Она закрыла картотеку и отвернулась к окну, всем видом показывая, что аудиенция закончена. Профессор Эррера потянул Игаля к выходу.
— Подожди, Хоакин… — доктор Островски высвободил локоть. — Последний вопрос, сеньора Васкес. К кому вы рекомендуете обратиться в Барселоне по поводу камрада Нуньеса? Как специалистка.
Сушеная вобла пожала плечами-жабрами.
— Архивы Барселоны теперь в Саламанке, — сухо проговорила она, даже не потрудившись обернуться. — Поезжайте туда. Ваш дед-убийца наверняка оставил в Каталонии много следа…
По дороге к машине оба молчали.
— Последнее дело говорить: «Я тебе говорил», — сказал профессор Эррера, когда они выезжали с университетской стоянки. — Но я тебе действительно говорил. Не вороши прошлое, когда знаешь, что это стог с ядовитыми змеями.
— Когда знаешь… — скривившись, повторил Игаль. — Но я-то не знал. Она ведь не врет, а, Хоакин?
— Про твоего деда? Что он расстреливал? Скорее всего, нет, не врет. Это ведь было в ноябре 36-го. Мятежники наступали на Мадрид, город едва держался. А в тюрьме сидели тысячи их сторонников. Что же — оставить их врагу и тем самым усилить его? Такая была тогда логика. Что тебе сказать… Паракуэльяс — до сих пор страшное слово, которое стараются лишний раз не произносить.
— А про Кольцова тоже правда? И про то, что расстрельная команда была советской?
Эррера пожал плечами:
— Не знаю. Я не историк.
— А эта стерва — историк?
— А эта стерва — историк, — рассмеялся профессор. — Так в ее резюме написано… Слушай, ну чего ты меня пытаешь? Мне-то откуда знать, что правда, а что нет? Да и не нужна мне она, эта правда. Я ж говорю: это стог со змеями. Ты туда всего разок палкой ткнул, а вон сколько их выползло.
— У тебя есть кто-нибудь в Саламанке? — помолчав, спросил Игаль.
— О Господи Иисусе! — простонал Эррера. — Ты даже сейчас не хочешь успокоиться!

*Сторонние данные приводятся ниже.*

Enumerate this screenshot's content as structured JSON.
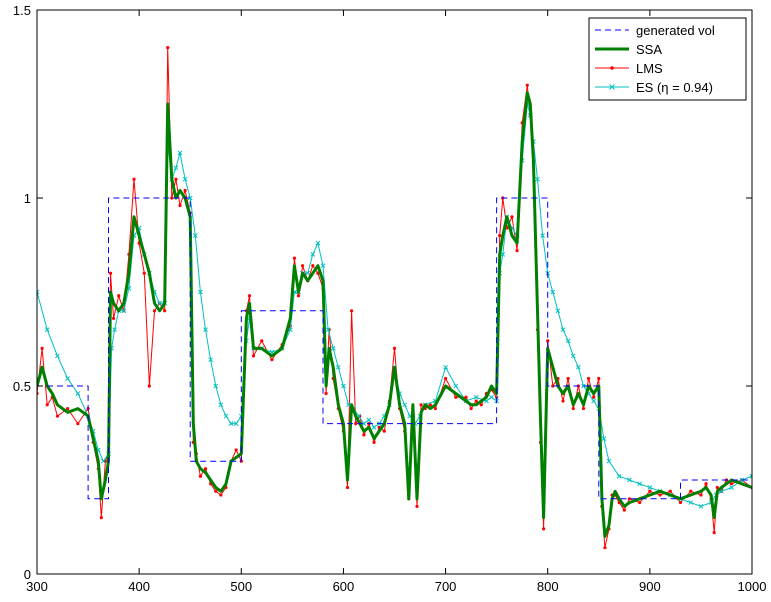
{
  "chart_data": {
    "type": "line",
    "title": "",
    "xlabel": "",
    "ylabel": "",
    "xlim": [
      300,
      1000
    ],
    "ylim": [
      0,
      1.5
    ],
    "x_ticks": [
      300,
      400,
      500,
      600,
      700,
      800,
      900,
      1000
    ],
    "y_ticks": [
      0,
      0.5,
      1,
      1.5
    ],
    "x_tick_labels": [
      "300",
      "400",
      "500",
      "600",
      "700",
      "800",
      "900",
      "1000"
    ],
    "y_tick_labels": [
      "0",
      "0.5",
      "1",
      "1.5"
    ],
    "grid": false,
    "legend_position": "top-right",
    "series": [
      {
        "name": "generated vol",
        "color": "#0000ff",
        "style": "dashed",
        "x": [
          300,
          350,
          350,
          370,
          370,
          450,
          450,
          500,
          500,
          580,
          580,
          750,
          750,
          800,
          800,
          850,
          850,
          930,
          930,
          1000
        ],
        "y": [
          0.5,
          0.5,
          0.2,
          0.2,
          1.0,
          1.0,
          0.3,
          0.3,
          0.7,
          0.7,
          0.4,
          0.4,
          1.0,
          1.0,
          0.5,
          0.5,
          0.2,
          0.2,
          0.25,
          0.25
        ]
      },
      {
        "name": "SSA",
        "color": "#008000",
        "style": "thick",
        "x": [
          300,
          305,
          310,
          315,
          320,
          330,
          340,
          350,
          355,
          360,
          363,
          367,
          370,
          372,
          375,
          380,
          385,
          390,
          395,
          400,
          405,
          410,
          415,
          420,
          425,
          428,
          432,
          436,
          440,
          445,
          450,
          453,
          456,
          460,
          465,
          470,
          475,
          480,
          485,
          490,
          495,
          500,
          505,
          508,
          512,
          520,
          530,
          540,
          548,
          552,
          556,
          560,
          565,
          570,
          575,
          580,
          583,
          586,
          590,
          595,
          600,
          604,
          608,
          612,
          616,
          620,
          625,
          630,
          635,
          640,
          645,
          650,
          655,
          660,
          664,
          668,
          672,
          676,
          680,
          685,
          690,
          700,
          710,
          720,
          725,
          730,
          735,
          740,
          745,
          750,
          753,
          756,
          760,
          765,
          770,
          775,
          780,
          783,
          786,
          790,
          793,
          796,
          800,
          805,
          810,
          815,
          820,
          825,
          830,
          835,
          840,
          845,
          850,
          853,
          856,
          860,
          863,
          866,
          870,
          875,
          880,
          890,
          900,
          910,
          920,
          930,
          940,
          950,
          955,
          960,
          963,
          966,
          970,
          975,
          980,
          990,
          1000
        ],
        "y": [
          0.5,
          0.55,
          0.5,
          0.48,
          0.45,
          0.43,
          0.44,
          0.42,
          0.36,
          0.3,
          0.2,
          0.25,
          0.3,
          0.75,
          0.72,
          0.7,
          0.72,
          0.8,
          0.95,
          0.9,
          0.85,
          0.8,
          0.72,
          0.7,
          0.72,
          1.25,
          1.05,
          1.0,
          1.02,
          1.0,
          0.95,
          0.4,
          0.3,
          0.28,
          0.27,
          0.25,
          0.23,
          0.22,
          0.24,
          0.3,
          0.31,
          0.32,
          0.68,
          0.72,
          0.6,
          0.6,
          0.58,
          0.6,
          0.68,
          0.82,
          0.75,
          0.8,
          0.78,
          0.8,
          0.82,
          0.78,
          0.5,
          0.6,
          0.55,
          0.45,
          0.4,
          0.25,
          0.45,
          0.42,
          0.4,
          0.38,
          0.39,
          0.36,
          0.38,
          0.4,
          0.45,
          0.55,
          0.45,
          0.4,
          0.2,
          0.45,
          0.2,
          0.43,
          0.45,
          0.44,
          0.45,
          0.5,
          0.48,
          0.46,
          0.45,
          0.45,
          0.46,
          0.47,
          0.5,
          0.48,
          0.85,
          0.9,
          0.95,
          0.9,
          0.88,
          1.15,
          1.28,
          1.25,
          1.1,
          0.7,
          0.4,
          0.15,
          0.6,
          0.55,
          0.5,
          0.48,
          0.5,
          0.45,
          0.48,
          0.45,
          0.5,
          0.48,
          0.5,
          0.2,
          0.1,
          0.13,
          0.2,
          0.22,
          0.2,
          0.18,
          0.19,
          0.2,
          0.21,
          0.22,
          0.21,
          0.2,
          0.21,
          0.22,
          0.23,
          0.21,
          0.15,
          0.22,
          0.23,
          0.24,
          0.25,
          0.24,
          0.23
        ]
      },
      {
        "name": "LMS",
        "color": "#ff0000",
        "style": "line-dot",
        "x": [
          300,
          305,
          310,
          315,
          320,
          330,
          340,
          350,
          355,
          360,
          363,
          367,
          370,
          372,
          375,
          380,
          385,
          390,
          395,
          400,
          405,
          410,
          415,
          420,
          425,
          428,
          432,
          436,
          440,
          445,
          450,
          453,
          456,
          460,
          465,
          470,
          475,
          480,
          485,
          490,
          495,
          500,
          505,
          508,
          512,
          520,
          530,
          540,
          548,
          552,
          556,
          560,
          565,
          570,
          575,
          580,
          583,
          586,
          590,
          595,
          600,
          604,
          608,
          612,
          616,
          620,
          625,
          630,
          635,
          640,
          645,
          650,
          655,
          660,
          664,
          668,
          672,
          676,
          680,
          685,
          690,
          700,
          710,
          720,
          725,
          730,
          735,
          740,
          745,
          750,
          753,
          756,
          760,
          765,
          770,
          775,
          780,
          783,
          786,
          790,
          793,
          796,
          800,
          805,
          810,
          815,
          820,
          825,
          830,
          835,
          840,
          845,
          850,
          853,
          856,
          860,
          863,
          866,
          870,
          875,
          880,
          890,
          900,
          910,
          920,
          930,
          940,
          950,
          955,
          960,
          963,
          966,
          970,
          975,
          980,
          990,
          1000
        ],
        "y": [
          0.48,
          0.6,
          0.45,
          0.47,
          0.42,
          0.44,
          0.4,
          0.44,
          0.35,
          0.28,
          0.15,
          0.3,
          0.32,
          0.8,
          0.68,
          0.74,
          0.7,
          0.85,
          1.05,
          0.88,
          0.8,
          0.5,
          0.7,
          0.72,
          0.7,
          1.4,
          1.0,
          1.05,
          0.98,
          1.02,
          0.96,
          0.35,
          0.32,
          0.26,
          0.28,
          0.24,
          0.22,
          0.21,
          0.23,
          0.3,
          0.33,
          0.3,
          0.7,
          0.74,
          0.58,
          0.62,
          0.57,
          0.61,
          0.66,
          0.84,
          0.74,
          0.82,
          0.78,
          0.82,
          0.8,
          0.76,
          0.48,
          0.65,
          0.52,
          0.44,
          0.38,
          0.23,
          0.7,
          0.4,
          0.42,
          0.37,
          0.4,
          0.35,
          0.39,
          0.38,
          0.46,
          0.6,
          0.44,
          0.38,
          0.2,
          0.44,
          0.18,
          0.45,
          0.44,
          0.45,
          0.44,
          0.52,
          0.47,
          0.47,
          0.44,
          0.46,
          0.45,
          0.48,
          0.49,
          0.47,
          0.9,
          1.0,
          0.92,
          0.95,
          0.86,
          1.2,
          1.3,
          1.22,
          1.12,
          0.65,
          0.35,
          0.12,
          0.62,
          0.5,
          0.52,
          0.46,
          0.52,
          0.44,
          0.5,
          0.44,
          0.52,
          0.47,
          0.52,
          0.18,
          0.07,
          0.12,
          0.21,
          0.21,
          0.19,
          0.17,
          0.2,
          0.19,
          0.22,
          0.21,
          0.22,
          0.19,
          0.22,
          0.21,
          0.24,
          0.2,
          0.11,
          0.23,
          0.22,
          0.25,
          0.24,
          0.25,
          0.23
        ]
      },
      {
        "name": "ES (η = 0.94)",
        "color": "#00c0c0",
        "style": "line-x",
        "x": [
          300,
          310,
          320,
          330,
          340,
          350,
          355,
          360,
          365,
          370,
          373,
          376,
          380,
          385,
          390,
          395,
          400,
          405,
          410,
          415,
          420,
          425,
          428,
          432,
          436,
          440,
          445,
          450,
          455,
          460,
          465,
          470,
          475,
          480,
          485,
          490,
          495,
          500,
          505,
          508,
          512,
          520,
          530,
          540,
          548,
          552,
          556,
          560,
          565,
          570,
          575,
          580,
          585,
          590,
          595,
          600,
          605,
          610,
          615,
          620,
          625,
          630,
          635,
          640,
          645,
          650,
          655,
          660,
          665,
          670,
          675,
          680,
          690,
          700,
          710,
          720,
          730,
          740,
          745,
          750,
          753,
          756,
          760,
          765,
          770,
          775,
          780,
          783,
          786,
          790,
          795,
          800,
          805,
          810,
          815,
          820,
          825,
          830,
          835,
          840,
          845,
          850,
          855,
          860,
          870,
          880,
          890,
          900,
          910,
          920,
          930,
          940,
          950,
          960,
          965,
          970,
          980,
          990,
          1000
        ],
        "y": [
          0.75,
          0.65,
          0.58,
          0.52,
          0.48,
          0.42,
          0.38,
          0.33,
          0.3,
          0.32,
          0.6,
          0.65,
          0.7,
          0.7,
          0.76,
          0.9,
          0.92,
          0.85,
          0.8,
          0.75,
          0.72,
          0.72,
          1.15,
          1.05,
          1.08,
          1.12,
          1.05,
          1.0,
          0.9,
          0.75,
          0.65,
          0.57,
          0.5,
          0.45,
          0.42,
          0.4,
          0.4,
          0.42,
          0.62,
          0.68,
          0.6,
          0.6,
          0.59,
          0.6,
          0.65,
          0.75,
          0.75,
          0.8,
          0.8,
          0.85,
          0.88,
          0.82,
          0.65,
          0.6,
          0.55,
          0.5,
          0.45,
          0.44,
          0.42,
          0.4,
          0.41,
          0.39,
          0.4,
          0.42,
          0.45,
          0.55,
          0.48,
          0.45,
          0.42,
          0.4,
          0.42,
          0.45,
          0.46,
          0.55,
          0.5,
          0.46,
          0.47,
          0.46,
          0.47,
          0.46,
          0.8,
          0.85,
          0.95,
          0.92,
          0.9,
          1.1,
          1.25,
          1.22,
          1.15,
          1.05,
          0.9,
          0.8,
          0.75,
          0.7,
          0.65,
          0.62,
          0.58,
          0.55,
          0.5,
          0.48,
          0.46,
          0.44,
          0.36,
          0.3,
          0.26,
          0.25,
          0.24,
          0.23,
          0.22,
          0.21,
          0.2,
          0.19,
          0.18,
          0.19,
          0.21,
          0.22,
          0.23,
          0.25,
          0.26
        ]
      }
    ]
  }
}
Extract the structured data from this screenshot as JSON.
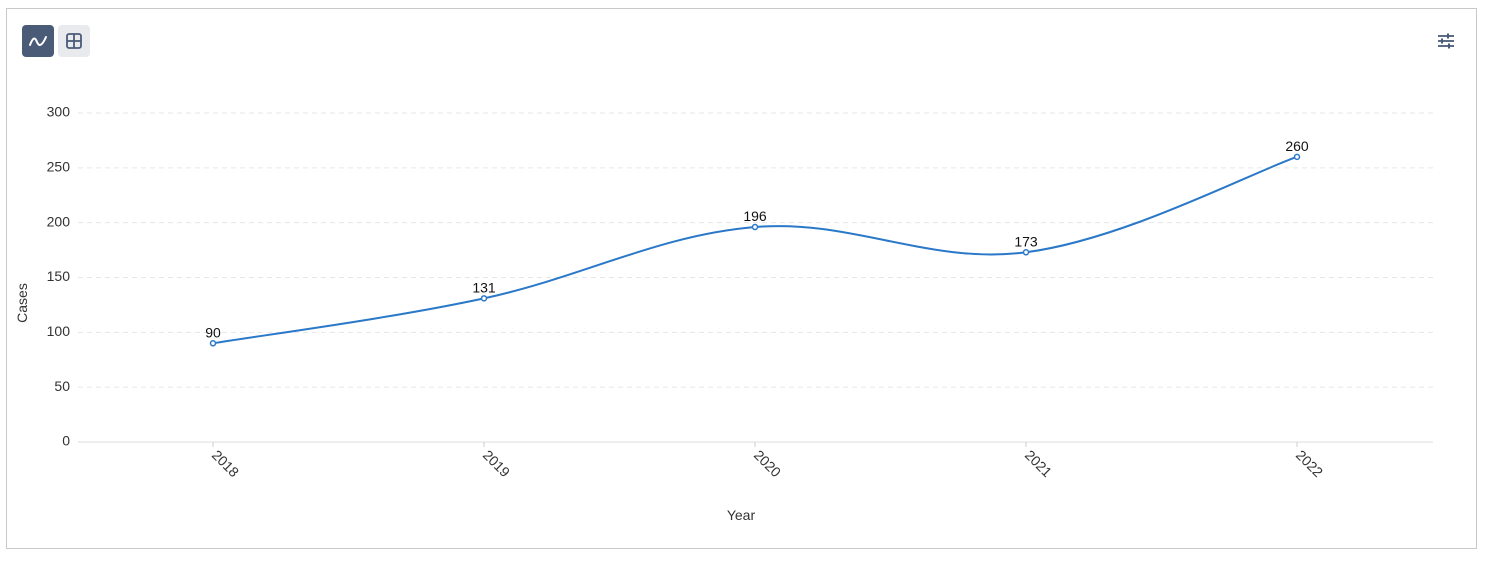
{
  "toolbar": {
    "chart_view_icon": "line-chart-icon",
    "table_view_icon": "table-grid-icon",
    "settings_icon": "sliders-icon"
  },
  "colors": {
    "line": "#2a78c8",
    "active_button": "#4a5b78",
    "grid": "#e6e6e6"
  },
  "chart_data": {
    "type": "line",
    "smooth": true,
    "categories": [
      "2018",
      "2019",
      "2020",
      "2021",
      "2022"
    ],
    "series": [
      {
        "values": [
          90,
          131,
          196,
          173,
          260
        ]
      }
    ],
    "data_labels": [
      "90",
      "131",
      "196",
      "173",
      "260"
    ],
    "xlabel": "Year",
    "ylabel": "Cases",
    "ylim": [
      0,
      300
    ],
    "yticks": [
      "0",
      "50",
      "100",
      "150",
      "200",
      "250",
      "300"
    ],
    "grid": "horizontal-dashed",
    "legend": "none"
  }
}
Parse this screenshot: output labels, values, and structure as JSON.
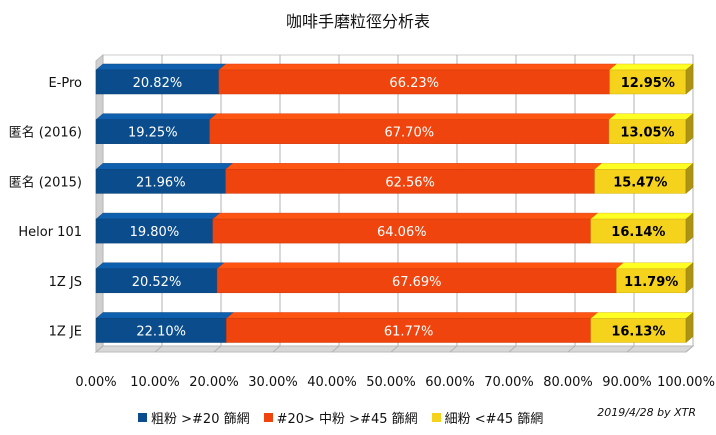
{
  "chart_data": {
    "type": "bar",
    "orientation": "horizontal",
    "stacked": "percent",
    "title": "咖啡手磨粒徑分析表",
    "categories": [
      "E-Pro",
      "匿名 (2016)",
      "匿名 (2015)",
      "Helor 101",
      "1Z JS",
      "1Z JE"
    ],
    "series": [
      {
        "name": "粗粉 >#20 篩網",
        "color": "#0b4d8c",
        "values": [
          20.82,
          19.25,
          21.96,
          19.8,
          20.52,
          22.1
        ],
        "labels": [
          "20.82%",
          "19.25%",
          "21.96%",
          "19.80%",
          "20.52%",
          "22.10%"
        ]
      },
      {
        "name": "#20> 中粉 >#45 篩網",
        "color": "#f0440e",
        "values": [
          66.23,
          67.7,
          62.56,
          64.06,
          67.69,
          61.77
        ],
        "labels": [
          "66.23%",
          "67.70%",
          "62.56%",
          "64.06%",
          "67.69%",
          "61.77%"
        ]
      },
      {
        "name": "細粉 <#45 篩網",
        "color": "#f5d21c",
        "values": [
          12.95,
          13.05,
          15.47,
          16.14,
          11.79,
          16.13
        ],
        "labels": [
          "12.95%",
          "13.05%",
          "15.47%",
          "16.14%",
          "11.79%",
          "16.13%"
        ]
      }
    ],
    "x_ticks": [
      "0.00%",
      "10.00%",
      "20.00%",
      "30.00%",
      "40.00%",
      "50.00%",
      "60.00%",
      "70.00%",
      "80.00%",
      "90.00%",
      "100.00%"
    ],
    "xlim": [
      0,
      100
    ],
    "grid": true,
    "legend_position": "bottom"
  },
  "credit": "2019/4/28 by XTR"
}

— Да как же мне теперь успокоиться! — почти закричал доктор Островски. — Как?! Это мой дед, дед Наум, а не дед-убийца! Я должен услышать хотя бы еще одно мнение. И желательно — не от стервы-антисемитки… хотя такое пожелание здесь, как я понимаю, чрезмерно.
Профессор Эррера дернулся, как от укуса.
— Это ты зря, Игаль, — сухо проговорил он. — Ничего чрезмерного в твоем пожелании нет. Сеньора Васкес — упертая анархистка, таких здесь не так много. К примеру, твой покорный слуга вовсе не считает Испанскую революцию и Гражданскую войну еврейской местью, сколько бы евреев ни было в числе советских советников и в составе американских интербригад — а их, кстати, действительно было много. Это наш собственный национальный позор, и неважно, какие иностранные легионеры в нем участвовали.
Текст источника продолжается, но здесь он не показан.